Working with Pro Bono Economics: Will Brett, specialist in community-led national policy campaigns
Will Brett has been, among other things, Director of Communications at the New Economics Foundation and Head of Campaigns at the Electoral Reform Society.
Can you tell us a little about the campaigning work you were doing and what you were looking to achieve?
I was and am working closely with Power to Change, the charitable trust that supports and develops community businesses. We are seeking to leverage our influence and networks to win serious policy commitments from Government to help communities take on more ownership and control of their own high streets.
How did you come into contact with Pro Bono Economics?
Power to Change had been heavily engaged with much of Pro Bono Economics’ own community-focused work for a while, and felt that the team there could potentially support our prospective campaign via the provision of some analytical work.
Were you familiar with Pro Bono Economics’ work beforehand?
I’d heard the name before but not massively. But I had introductory conversations with their Director of Public Affairs and Chief Economist. They talked me through how the charity worked, and its traditional way of supporting charities.

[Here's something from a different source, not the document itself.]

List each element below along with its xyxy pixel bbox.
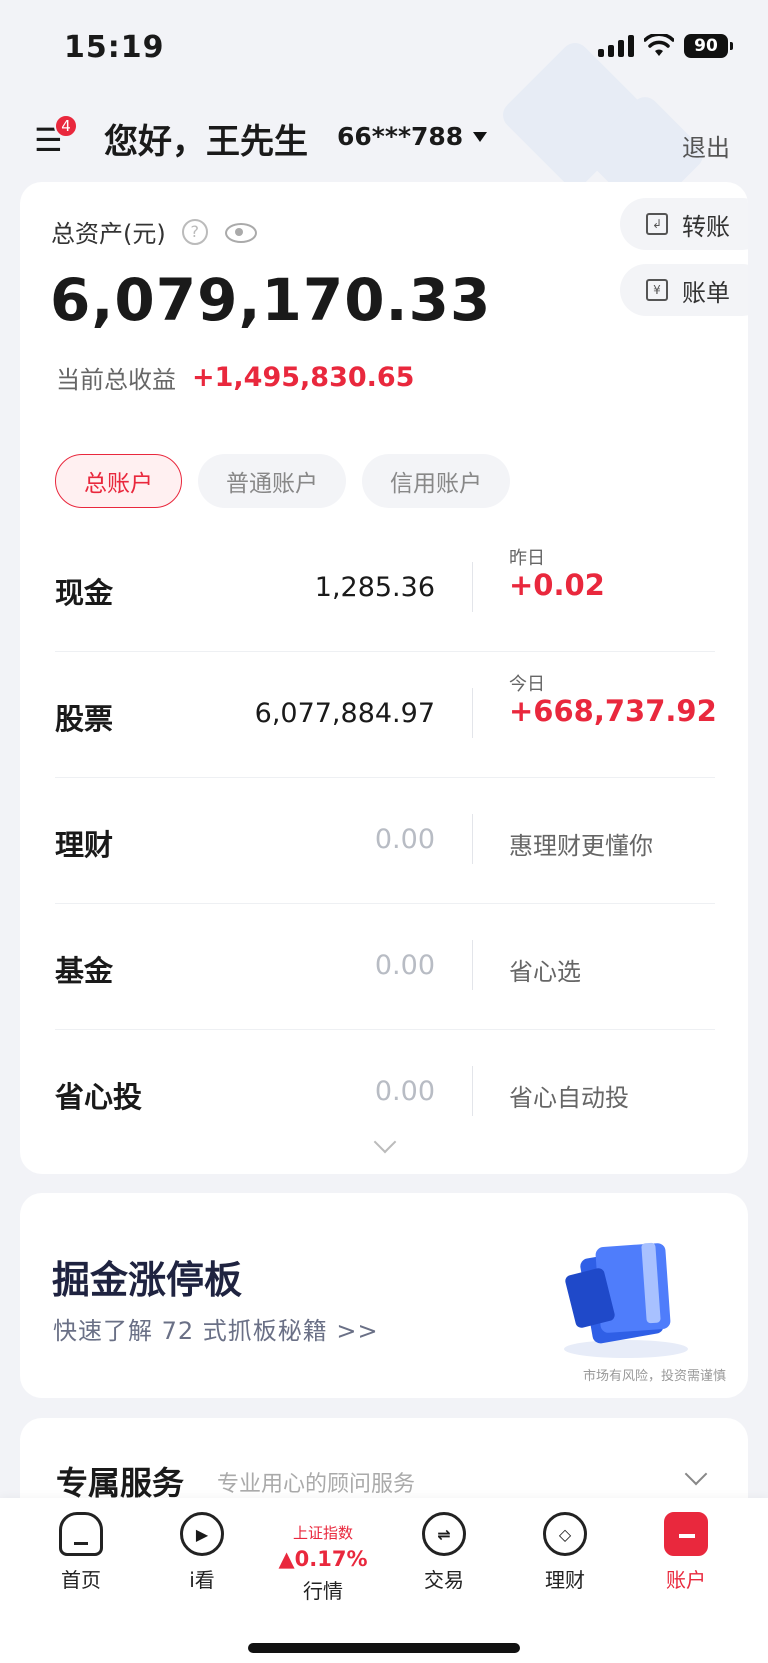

Did a formal project then follow-on from your initial conversations?
Not quite. Unfortunately the project pipeline for Pro Bono Economics at that time was completely full, so there just wasn’t the capacity for a ‘normal’ project if you like.
What they did do however was put the call out to their network of 500-odd volunteer economists, explaining what I was after, what expertise would be most beneficial to our campaign, and urging anyone who might be able to help to get in touch.
What was the response like?
Fantastic. I got offers of help from all corners, including some very senior economists from very serious outfits. The follow-up conversations helped me understand the kind of evidence that was out there when it came to understanding UK high streets.
How would you sum up your engagement with Pro Bono Economics?
It was great. Even after it became clear that a more standard project, the kind they normally do for charities, would not be possible they still went out of their way to help connect me with some really impressive and helpful people.
Moreover, I think the value policy campaigns can generally derive from better understanding and utilising the available data and evidence is still underappreciated. This is an area where Pro Bono Economics can definitely help.